Dia suka Apek seperti diawal perkenalan mereka. Aris sendiri tidak tahu kenapa sikap Apek bisa berubah secepat itu.

"Kita lihat saja nanti" ucap Aris pendek.

"Ya, aku tak sabar melihat kau menangisi kekalahanmu"

"Menangis? Karena kalah oleh permainan?" Heran Aris karena Apek menganggap terlalu serius permainan ini.

Tiba-tiba gong dipentung, Tuk Rake mulai membaca mantra, mantra yang membuat kuduk Aris sedikit merinding. Jeruk-jeruk sasaran mereka mulai bergerak-gerak laksana digoyangkan oleh hantu.

Rujut tarikan kenah puang maeh
Rungkeng angkeng puang maeh
Lanjung nempat kenah,
Lawang puang maeh

Mantra itu terus dibacakan oleh Tuk Rake, gong kembali dibunyikan sebagai pertanda kedua pria harus menarik anak panah. Aris dan Apek lakukan itu. Sementara nyanyian mantra itu tiba-tiba saja telah memasuki otak Aris, Aris tersentak sebentar, dia bisa melihat luas, dia bisa melihat wujud angin, dia bisa melihat inti api. Mata Aris menatap hampa namun dari kehampaan itu dia bisa melihat sesuatu yang tak terlihat. Lalu ada sorak-sorai lelaki, Aris merasa ada yang menggenggam tangannya, membantunya menarik panah.

Jeruk-jeruk itu semakin bergoyangan tak menentu.
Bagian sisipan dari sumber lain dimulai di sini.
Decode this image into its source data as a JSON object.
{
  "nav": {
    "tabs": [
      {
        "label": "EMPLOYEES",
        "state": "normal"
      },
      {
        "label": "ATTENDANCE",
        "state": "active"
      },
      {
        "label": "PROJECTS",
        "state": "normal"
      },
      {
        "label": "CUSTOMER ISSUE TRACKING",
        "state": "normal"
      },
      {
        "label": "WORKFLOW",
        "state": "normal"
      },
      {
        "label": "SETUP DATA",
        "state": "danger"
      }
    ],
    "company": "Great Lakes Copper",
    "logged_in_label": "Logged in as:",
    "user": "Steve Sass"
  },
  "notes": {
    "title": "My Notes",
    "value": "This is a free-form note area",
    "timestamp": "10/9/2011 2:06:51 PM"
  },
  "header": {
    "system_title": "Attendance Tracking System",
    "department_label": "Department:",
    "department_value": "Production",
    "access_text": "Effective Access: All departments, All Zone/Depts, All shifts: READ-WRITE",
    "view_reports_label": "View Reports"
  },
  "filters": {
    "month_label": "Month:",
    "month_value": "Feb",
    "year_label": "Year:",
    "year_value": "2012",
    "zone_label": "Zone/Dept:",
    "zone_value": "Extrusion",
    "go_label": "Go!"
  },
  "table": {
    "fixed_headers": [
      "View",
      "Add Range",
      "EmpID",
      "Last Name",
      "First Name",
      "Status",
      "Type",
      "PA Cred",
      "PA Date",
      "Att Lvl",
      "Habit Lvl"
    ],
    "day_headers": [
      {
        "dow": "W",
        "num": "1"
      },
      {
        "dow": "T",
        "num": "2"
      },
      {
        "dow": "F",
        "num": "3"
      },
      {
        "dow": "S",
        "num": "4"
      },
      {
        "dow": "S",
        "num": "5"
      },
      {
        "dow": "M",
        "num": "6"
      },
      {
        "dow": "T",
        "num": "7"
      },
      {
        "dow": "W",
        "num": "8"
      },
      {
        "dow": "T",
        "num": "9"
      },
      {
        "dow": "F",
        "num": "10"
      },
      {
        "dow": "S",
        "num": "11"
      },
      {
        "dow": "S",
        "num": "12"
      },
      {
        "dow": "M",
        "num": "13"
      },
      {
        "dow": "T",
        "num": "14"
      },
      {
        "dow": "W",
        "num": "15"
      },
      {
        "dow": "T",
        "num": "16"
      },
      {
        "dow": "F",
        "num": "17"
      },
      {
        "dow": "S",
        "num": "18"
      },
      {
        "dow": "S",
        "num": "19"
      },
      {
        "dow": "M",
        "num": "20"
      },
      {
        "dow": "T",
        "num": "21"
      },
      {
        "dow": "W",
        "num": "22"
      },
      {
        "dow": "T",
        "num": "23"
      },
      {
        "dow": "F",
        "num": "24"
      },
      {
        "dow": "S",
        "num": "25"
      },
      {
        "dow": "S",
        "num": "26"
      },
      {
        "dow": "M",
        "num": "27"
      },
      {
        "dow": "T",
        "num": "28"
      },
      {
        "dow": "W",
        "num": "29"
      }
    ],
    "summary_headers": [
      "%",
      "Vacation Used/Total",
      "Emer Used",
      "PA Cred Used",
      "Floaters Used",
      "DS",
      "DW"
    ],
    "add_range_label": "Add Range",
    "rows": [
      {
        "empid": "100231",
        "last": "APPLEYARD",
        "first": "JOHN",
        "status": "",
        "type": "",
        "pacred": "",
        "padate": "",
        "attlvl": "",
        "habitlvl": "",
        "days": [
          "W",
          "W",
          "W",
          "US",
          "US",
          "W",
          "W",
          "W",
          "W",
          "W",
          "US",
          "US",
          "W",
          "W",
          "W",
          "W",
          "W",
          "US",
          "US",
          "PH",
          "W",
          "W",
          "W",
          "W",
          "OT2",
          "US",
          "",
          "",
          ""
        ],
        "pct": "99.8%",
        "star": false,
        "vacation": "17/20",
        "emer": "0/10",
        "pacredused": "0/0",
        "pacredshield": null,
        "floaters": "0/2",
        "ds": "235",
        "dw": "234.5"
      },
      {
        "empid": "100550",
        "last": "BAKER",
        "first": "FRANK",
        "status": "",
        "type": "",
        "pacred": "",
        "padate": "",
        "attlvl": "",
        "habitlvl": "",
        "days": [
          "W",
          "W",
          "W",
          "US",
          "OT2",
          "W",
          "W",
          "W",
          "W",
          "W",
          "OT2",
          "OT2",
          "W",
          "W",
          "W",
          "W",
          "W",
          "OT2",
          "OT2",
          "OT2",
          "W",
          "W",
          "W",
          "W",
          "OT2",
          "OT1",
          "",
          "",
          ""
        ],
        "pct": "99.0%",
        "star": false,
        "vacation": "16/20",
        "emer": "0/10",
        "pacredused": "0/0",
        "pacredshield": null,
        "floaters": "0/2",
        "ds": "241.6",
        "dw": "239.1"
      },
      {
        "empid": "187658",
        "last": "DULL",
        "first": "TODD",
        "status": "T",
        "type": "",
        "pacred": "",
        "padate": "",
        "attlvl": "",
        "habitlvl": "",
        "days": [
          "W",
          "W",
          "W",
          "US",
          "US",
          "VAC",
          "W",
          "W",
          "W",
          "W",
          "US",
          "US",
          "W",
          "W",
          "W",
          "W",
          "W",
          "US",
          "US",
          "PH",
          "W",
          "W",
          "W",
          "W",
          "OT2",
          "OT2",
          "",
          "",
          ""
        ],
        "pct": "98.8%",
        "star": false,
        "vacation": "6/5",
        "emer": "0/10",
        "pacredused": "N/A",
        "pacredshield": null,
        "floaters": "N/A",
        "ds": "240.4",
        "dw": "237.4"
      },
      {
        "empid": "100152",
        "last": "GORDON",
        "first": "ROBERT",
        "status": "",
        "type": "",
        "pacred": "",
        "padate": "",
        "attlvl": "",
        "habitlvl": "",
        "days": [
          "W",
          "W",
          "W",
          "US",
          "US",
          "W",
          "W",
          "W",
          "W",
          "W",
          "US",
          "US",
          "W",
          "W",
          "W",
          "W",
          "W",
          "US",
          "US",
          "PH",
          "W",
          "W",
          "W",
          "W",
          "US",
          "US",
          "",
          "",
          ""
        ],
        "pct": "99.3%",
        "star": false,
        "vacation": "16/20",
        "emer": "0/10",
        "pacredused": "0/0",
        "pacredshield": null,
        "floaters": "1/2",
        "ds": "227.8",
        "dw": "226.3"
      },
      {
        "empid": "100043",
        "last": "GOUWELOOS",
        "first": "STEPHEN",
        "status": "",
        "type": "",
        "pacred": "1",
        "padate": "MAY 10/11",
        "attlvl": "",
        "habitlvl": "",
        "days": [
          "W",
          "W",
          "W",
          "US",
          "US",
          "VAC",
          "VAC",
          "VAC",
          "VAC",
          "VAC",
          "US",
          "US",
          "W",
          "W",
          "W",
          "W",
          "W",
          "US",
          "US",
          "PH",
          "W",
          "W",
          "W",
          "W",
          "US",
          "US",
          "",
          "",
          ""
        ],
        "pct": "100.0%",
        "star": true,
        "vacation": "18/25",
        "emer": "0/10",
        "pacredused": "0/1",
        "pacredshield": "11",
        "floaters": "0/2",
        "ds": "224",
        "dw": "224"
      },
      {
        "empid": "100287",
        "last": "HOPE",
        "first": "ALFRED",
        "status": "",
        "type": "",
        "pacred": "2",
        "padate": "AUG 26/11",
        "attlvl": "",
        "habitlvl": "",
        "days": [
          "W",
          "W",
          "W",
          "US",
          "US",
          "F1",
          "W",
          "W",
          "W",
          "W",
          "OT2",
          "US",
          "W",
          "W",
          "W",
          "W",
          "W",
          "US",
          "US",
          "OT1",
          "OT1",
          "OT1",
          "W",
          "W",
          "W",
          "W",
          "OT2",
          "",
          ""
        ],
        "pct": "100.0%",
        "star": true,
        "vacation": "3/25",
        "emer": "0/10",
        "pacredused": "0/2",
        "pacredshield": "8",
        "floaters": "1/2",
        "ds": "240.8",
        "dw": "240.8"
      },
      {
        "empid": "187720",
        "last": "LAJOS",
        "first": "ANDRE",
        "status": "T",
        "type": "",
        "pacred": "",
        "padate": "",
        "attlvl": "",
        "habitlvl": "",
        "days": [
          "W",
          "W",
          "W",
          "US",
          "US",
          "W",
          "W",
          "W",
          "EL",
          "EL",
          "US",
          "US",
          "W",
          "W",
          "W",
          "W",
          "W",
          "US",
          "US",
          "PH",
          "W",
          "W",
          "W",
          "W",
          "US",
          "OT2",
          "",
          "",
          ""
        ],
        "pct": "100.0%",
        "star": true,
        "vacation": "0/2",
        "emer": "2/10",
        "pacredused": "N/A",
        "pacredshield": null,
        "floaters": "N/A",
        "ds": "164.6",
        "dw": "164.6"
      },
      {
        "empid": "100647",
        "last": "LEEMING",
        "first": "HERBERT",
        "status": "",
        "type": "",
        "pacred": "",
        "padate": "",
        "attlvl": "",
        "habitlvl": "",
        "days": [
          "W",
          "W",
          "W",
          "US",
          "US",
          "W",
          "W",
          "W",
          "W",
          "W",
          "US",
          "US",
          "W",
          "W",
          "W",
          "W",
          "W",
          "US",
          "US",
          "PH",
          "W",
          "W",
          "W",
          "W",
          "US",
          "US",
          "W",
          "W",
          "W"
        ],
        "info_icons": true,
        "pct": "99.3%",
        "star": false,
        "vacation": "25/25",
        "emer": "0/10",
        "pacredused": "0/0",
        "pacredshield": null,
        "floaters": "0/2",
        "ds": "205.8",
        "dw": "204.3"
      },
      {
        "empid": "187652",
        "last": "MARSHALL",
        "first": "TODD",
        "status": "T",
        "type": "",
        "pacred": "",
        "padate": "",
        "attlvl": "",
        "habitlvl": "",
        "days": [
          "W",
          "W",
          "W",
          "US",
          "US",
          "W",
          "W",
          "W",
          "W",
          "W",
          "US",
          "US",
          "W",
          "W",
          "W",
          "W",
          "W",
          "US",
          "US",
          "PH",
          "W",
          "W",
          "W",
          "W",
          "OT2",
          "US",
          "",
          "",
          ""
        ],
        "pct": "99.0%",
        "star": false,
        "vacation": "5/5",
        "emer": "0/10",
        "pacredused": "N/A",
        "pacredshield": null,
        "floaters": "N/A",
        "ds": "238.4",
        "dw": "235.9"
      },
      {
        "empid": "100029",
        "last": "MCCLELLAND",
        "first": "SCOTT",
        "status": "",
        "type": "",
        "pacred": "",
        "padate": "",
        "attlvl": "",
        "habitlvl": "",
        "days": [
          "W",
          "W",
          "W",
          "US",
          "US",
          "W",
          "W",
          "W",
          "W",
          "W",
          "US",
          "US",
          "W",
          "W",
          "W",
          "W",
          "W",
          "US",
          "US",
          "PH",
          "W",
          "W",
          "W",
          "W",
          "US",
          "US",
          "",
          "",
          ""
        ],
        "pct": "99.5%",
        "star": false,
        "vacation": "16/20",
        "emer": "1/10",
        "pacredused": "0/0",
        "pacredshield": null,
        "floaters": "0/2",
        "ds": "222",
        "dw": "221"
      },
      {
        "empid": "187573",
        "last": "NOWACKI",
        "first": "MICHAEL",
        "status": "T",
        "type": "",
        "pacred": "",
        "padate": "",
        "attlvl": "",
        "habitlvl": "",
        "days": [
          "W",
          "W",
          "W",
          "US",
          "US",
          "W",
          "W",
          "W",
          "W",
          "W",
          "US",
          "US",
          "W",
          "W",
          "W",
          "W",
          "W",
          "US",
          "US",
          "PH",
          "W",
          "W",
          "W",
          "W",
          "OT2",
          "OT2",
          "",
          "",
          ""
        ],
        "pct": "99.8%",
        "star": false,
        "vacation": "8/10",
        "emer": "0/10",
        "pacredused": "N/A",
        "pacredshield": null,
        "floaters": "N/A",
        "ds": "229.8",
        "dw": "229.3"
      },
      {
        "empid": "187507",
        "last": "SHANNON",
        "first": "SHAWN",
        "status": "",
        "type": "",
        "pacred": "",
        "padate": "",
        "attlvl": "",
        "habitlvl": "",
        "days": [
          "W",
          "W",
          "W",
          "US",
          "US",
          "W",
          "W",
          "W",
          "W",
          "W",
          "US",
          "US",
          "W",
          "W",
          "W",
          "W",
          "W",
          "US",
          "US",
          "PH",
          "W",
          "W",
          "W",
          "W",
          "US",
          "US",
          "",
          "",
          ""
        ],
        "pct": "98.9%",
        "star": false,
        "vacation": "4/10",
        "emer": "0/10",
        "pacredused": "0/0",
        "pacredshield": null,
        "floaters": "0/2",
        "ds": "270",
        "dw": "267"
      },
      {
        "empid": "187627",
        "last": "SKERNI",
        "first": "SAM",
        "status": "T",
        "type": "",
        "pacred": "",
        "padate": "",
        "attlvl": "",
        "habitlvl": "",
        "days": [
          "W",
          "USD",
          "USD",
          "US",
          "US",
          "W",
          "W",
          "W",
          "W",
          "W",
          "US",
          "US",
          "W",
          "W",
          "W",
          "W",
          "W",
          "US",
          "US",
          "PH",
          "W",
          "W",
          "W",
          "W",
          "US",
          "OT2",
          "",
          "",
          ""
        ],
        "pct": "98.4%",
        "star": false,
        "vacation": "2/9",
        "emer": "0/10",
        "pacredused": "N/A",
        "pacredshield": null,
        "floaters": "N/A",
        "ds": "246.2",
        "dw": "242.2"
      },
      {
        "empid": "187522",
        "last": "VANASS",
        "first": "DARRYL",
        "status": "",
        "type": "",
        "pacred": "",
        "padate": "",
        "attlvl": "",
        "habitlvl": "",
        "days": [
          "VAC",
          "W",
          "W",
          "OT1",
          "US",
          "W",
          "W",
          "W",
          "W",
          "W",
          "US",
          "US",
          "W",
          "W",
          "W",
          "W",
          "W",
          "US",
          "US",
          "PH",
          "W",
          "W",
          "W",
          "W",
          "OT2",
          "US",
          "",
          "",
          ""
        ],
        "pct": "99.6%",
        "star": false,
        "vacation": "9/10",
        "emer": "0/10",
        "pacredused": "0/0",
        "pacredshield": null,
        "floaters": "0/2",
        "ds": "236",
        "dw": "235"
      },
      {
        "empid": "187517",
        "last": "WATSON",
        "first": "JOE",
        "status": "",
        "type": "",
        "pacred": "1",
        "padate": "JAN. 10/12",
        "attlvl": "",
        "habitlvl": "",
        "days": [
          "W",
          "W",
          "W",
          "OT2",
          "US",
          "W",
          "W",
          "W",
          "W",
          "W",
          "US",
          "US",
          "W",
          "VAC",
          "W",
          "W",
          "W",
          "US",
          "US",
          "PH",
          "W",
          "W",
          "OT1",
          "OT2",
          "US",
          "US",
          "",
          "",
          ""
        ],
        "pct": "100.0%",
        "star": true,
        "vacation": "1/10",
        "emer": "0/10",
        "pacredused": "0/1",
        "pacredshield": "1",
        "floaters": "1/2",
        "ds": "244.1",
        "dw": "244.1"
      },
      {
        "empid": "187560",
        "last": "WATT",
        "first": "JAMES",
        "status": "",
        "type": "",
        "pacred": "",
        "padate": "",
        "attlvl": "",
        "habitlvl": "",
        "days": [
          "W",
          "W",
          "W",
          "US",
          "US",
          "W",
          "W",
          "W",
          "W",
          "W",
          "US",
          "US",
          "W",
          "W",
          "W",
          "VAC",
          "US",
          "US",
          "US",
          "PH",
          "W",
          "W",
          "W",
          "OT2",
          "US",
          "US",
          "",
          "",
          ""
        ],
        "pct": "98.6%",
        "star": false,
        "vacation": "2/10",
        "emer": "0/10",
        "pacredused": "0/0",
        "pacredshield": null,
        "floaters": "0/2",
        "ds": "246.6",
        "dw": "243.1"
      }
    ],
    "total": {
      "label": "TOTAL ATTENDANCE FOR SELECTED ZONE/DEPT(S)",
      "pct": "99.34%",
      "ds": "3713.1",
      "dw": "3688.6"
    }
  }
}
Ketika gong dibunyikan lagi, Apek lepaskan anak panah miliknya, pun begitu pula dengan Aris, sosok yang berdiri dibelakangnya dan membantunya menarik busur turut melepaskan bidikan.

Wusss, dua anak panah menderu, dan ajaibnya anak panah Aris lebih laju, dan klatak, menghantam anak panah milik Apek hingga patah. Anak panah Aris terus melesat dan anehnya jeruk-jeruk yang bergoyang-goyang itu mendadak diam dalam satu barisan lurus memanjang ke belakang. Crasss, seluruh jeruk tertembus anak panah Aris.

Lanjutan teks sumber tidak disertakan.